Whether it’s on your iPhone, Apple Watch or iPad, you can activate and use Siri using a simple “Hey Siri” command, however the Mac didn’t get native “Hey Siri” support, which to us is rather surprising as it would have a ton of use case scenarios! But, their is a way, after some tinkering, to get Siri on your Mac to activate with either “Hey Siri” or anything you like, and here’s how.
Whilst it’s great to be able to hold CMD+SPACE (default) or any Keyboard command you wish, we still find it weird that the Mac would miss out on Hey Siri, especially as all Macs have a built in mic ready and waiting, but to get this working, we’re actually going to initialise an Accessibility shortcut.
1. Change / Stick with your chosen Siri keyboard shortcut
By selecting a Keyboard shortcut, we’d recommend changing it to either Option or FN as sticking with Command Space will launch Spotlight, what we’re going to do is tell your Mac to start listening to your voice, then once it picks it up initiate that very keyboard shortcut which in this case will launch Siri.

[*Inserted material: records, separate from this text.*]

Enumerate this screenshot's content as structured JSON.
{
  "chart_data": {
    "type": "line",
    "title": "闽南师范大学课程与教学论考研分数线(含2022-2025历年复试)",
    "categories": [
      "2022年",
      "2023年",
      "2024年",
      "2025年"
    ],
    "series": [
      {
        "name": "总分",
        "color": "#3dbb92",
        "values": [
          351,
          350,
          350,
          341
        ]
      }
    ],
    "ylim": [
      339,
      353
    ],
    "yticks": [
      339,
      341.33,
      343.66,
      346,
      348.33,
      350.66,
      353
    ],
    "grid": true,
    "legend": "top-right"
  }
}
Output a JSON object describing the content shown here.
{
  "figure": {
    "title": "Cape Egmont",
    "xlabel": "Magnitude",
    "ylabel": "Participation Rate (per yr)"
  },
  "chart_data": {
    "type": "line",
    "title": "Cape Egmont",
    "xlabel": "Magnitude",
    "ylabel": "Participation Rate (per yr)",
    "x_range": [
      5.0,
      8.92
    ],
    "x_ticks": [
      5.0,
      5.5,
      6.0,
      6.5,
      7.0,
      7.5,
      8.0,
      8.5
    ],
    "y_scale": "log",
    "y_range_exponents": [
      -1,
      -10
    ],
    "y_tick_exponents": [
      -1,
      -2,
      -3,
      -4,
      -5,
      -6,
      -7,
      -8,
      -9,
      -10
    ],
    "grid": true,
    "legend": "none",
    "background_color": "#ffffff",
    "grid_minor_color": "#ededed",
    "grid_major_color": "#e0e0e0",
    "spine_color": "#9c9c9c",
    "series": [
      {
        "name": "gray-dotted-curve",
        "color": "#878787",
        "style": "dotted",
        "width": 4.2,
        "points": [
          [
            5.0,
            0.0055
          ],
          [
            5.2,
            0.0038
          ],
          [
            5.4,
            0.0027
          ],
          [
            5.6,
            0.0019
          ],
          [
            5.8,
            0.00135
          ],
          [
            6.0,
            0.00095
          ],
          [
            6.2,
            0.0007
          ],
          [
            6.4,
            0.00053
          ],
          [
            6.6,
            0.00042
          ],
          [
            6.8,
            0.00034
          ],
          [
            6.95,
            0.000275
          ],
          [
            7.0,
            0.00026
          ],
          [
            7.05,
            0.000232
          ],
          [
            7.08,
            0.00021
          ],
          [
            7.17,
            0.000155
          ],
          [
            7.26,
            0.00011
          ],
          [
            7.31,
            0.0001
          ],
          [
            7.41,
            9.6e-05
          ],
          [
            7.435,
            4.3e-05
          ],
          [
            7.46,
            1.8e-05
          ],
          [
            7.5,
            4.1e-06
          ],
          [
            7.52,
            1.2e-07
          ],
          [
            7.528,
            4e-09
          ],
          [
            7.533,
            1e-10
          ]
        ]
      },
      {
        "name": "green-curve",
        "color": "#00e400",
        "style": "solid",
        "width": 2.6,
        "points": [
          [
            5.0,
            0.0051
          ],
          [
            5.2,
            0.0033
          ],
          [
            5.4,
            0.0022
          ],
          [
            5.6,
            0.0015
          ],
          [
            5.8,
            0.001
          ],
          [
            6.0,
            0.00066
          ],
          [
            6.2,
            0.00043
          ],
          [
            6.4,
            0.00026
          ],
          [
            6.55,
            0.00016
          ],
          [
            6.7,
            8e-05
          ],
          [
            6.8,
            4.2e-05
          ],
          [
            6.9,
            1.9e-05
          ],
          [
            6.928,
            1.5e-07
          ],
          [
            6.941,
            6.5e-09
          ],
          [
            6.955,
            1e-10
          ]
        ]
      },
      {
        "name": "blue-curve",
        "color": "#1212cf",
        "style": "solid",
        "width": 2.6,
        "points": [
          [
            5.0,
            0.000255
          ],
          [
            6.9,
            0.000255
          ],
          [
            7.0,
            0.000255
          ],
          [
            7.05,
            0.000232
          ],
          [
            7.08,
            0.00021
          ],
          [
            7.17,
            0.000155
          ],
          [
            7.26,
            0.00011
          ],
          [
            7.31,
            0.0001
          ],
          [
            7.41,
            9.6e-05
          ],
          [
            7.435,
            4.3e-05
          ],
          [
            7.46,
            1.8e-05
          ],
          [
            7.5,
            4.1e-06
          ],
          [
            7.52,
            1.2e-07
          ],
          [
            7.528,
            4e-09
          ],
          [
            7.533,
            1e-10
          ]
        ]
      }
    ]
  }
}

2. Create a Dictation Command
Open System Preferences and go to, ironically, Keyboard, then to Dictation. Whether your dictation is Off or On what we need to do is tick the box labelled “Use Enhanced Dictation”. This will require a download typically between 400-500MB depending on your Language settings, which can be changed accordingly.
If you have multiple Microphones, i.e a plugged in headset with Mic or generic Microphone you can select which you wish to use, otherwise chose Internal Microphone.
3. Go to Accessibility in System Preferences
In System Preferences, Accessibility, scroll down the left bar till you pass ‘Interacting’ and select ‘Dictation’. Once opened you will need to tick the box “Enable the dictation keyboard phrase:”.
By default, the word ‘Computer’ will be listed, in this case we’re going to replace it with “Hey”, but you can honestly choose whatever you like. For this example we’re going to initiate by saying Hey Siri.
4. Set voice command to Siri
Whilst still inside Accessibility, click ‘Dictation Commands…’. You will then be presented with a window with options for “When I say:”, “Whilst using:”, and “Perform:”. In our case we want to tell the Mac that when we say Hey Siri, we want Siri to open by;
When I say: Siri
Whilst using: Any Application
Perform: Press ^SPACE
When you click the pop-up menu for Perform it will ask you to “Press keys now”, in our case we pressed Control and Space. Control shows up as a ^ symbol.
Once you have the keyboard shortcut set and command, click Done.
5. Test and go (or Customise for better effect)
Now, when you say “Hey Siri”, your Mac will open Siri which will be listening straight away, and you can initiate as you would had you either tapped the Siri dock icon, or done the keyboard command.
However, if you have iOS devices or even the Apple Watch close by, naturally they will be listening for “Hey Siri” too, so it maybe worth changing your Mac to something slightly different by simply changing the “When I say:” box from Step 4.
6. Stop the initial swish sound
Just a final pointer, which is optional. Whenever you set an Accessibility shortcut, your Mac will make a swish sound to confirm it’s heard before performing the action. If you don’t wish this to happen and just want it to perform the given task;
Go to System Preferences > Accessibility > Dictation > and untick the box for “Play sound when command is recognized”
And there you have it, now you can Hey Siri, or Hey Arnold, or absolutely anything if you wish, to activate Siri from your Mac. It’s optional, but saves you a ton of time and hassle … ok not a lot, but it’s cool to use.